Итак, обязательной функцией современного искусства является установка на новизну, достигаемая непрерывными отказами, каждый из которых надо понимать как реплику в споре с предшественниками (своего рода совмещение бахтинского диалога и хайдеггеровского бытия-к-смерти). Нечто подобное происходило в философии и близкой к ней теории литературы. Вот эта долгая история в кратком изложении И. П. Смирнова:
Если бы программа раннего постмодернизма была выполнена по всем пунктам, то культура тут же завершилась бы апозиопезе, в гоголевской немой сцене. Перевыполнить план, наметившийся в 1960-1970-е годы, нельзя. Он охватывает духовную жизнь отрицанием со всех сторон… От чего только нам не предлагали отказаться! От интерпретации художественных текстов, дабы ничто не мешало наслаждению ими… а заодно от создания таковых ради апофатического творчества… От понятия субъекта, которого якобы повсеместно вытеснил «соблазняющий объект», но также и от категории объекта, поскольку субъекту в роли «машины желаний»… безразлично, на кого и на что направлять свои рассеянные влечения.

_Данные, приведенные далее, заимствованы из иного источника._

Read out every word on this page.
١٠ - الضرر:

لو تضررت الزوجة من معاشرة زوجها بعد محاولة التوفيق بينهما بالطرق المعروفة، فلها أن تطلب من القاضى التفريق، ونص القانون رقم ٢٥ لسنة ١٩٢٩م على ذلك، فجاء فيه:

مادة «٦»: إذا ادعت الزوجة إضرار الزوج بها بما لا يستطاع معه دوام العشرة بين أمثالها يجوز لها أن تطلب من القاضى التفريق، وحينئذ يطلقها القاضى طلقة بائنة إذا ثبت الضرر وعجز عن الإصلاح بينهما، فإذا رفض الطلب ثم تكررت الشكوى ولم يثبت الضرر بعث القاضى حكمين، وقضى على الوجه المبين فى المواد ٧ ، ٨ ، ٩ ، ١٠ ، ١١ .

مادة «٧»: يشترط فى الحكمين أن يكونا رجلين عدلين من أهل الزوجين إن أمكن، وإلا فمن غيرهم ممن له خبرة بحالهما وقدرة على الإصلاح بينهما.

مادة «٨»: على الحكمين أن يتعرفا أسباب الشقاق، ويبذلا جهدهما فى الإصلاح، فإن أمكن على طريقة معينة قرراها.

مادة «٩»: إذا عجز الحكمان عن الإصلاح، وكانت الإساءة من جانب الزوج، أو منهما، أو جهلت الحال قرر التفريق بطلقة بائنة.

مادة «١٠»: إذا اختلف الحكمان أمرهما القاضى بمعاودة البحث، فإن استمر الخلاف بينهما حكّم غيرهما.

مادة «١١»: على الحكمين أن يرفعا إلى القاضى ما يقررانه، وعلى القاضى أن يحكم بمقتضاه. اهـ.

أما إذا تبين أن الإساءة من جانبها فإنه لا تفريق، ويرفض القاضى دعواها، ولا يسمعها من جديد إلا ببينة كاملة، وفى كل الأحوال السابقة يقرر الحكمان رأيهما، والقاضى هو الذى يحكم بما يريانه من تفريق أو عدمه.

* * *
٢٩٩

От авторства, претендуя на которое мы всего лишь присваиваем себе ту власть, каковой обладают дискурсы… и вместе с тем от веры в омнипотенцию дискурсов (= «большого повествования»), распавшихся в современном обществе… на множество «языковых игр». На постмодернистском пути мы потеряли логос, фаллос, а с ними, естественно, весь наш благообразный человеческий образ[3].
В отличие от программы демонтажа пластических искусств, эта программа не была выполнена до конца, и понятно почему: «актуальным мыслителям» надо было удержаться в рамках университета и академии, где они получают зарплаты и гранты; нельзя же залаять собакой на защите диссертации, даже если очень хочется. Но главное удалось: вместо внятной программы коллективных исследований, подчиненных единой цели – раскрытию законов порождения, построения и восприятия художественного текста, – мы имеем сегодня огромное число «интересных» микроисторий, которые претендуют (помимо грантов) только на то, чтобы на короткое время удержать внимание читателя.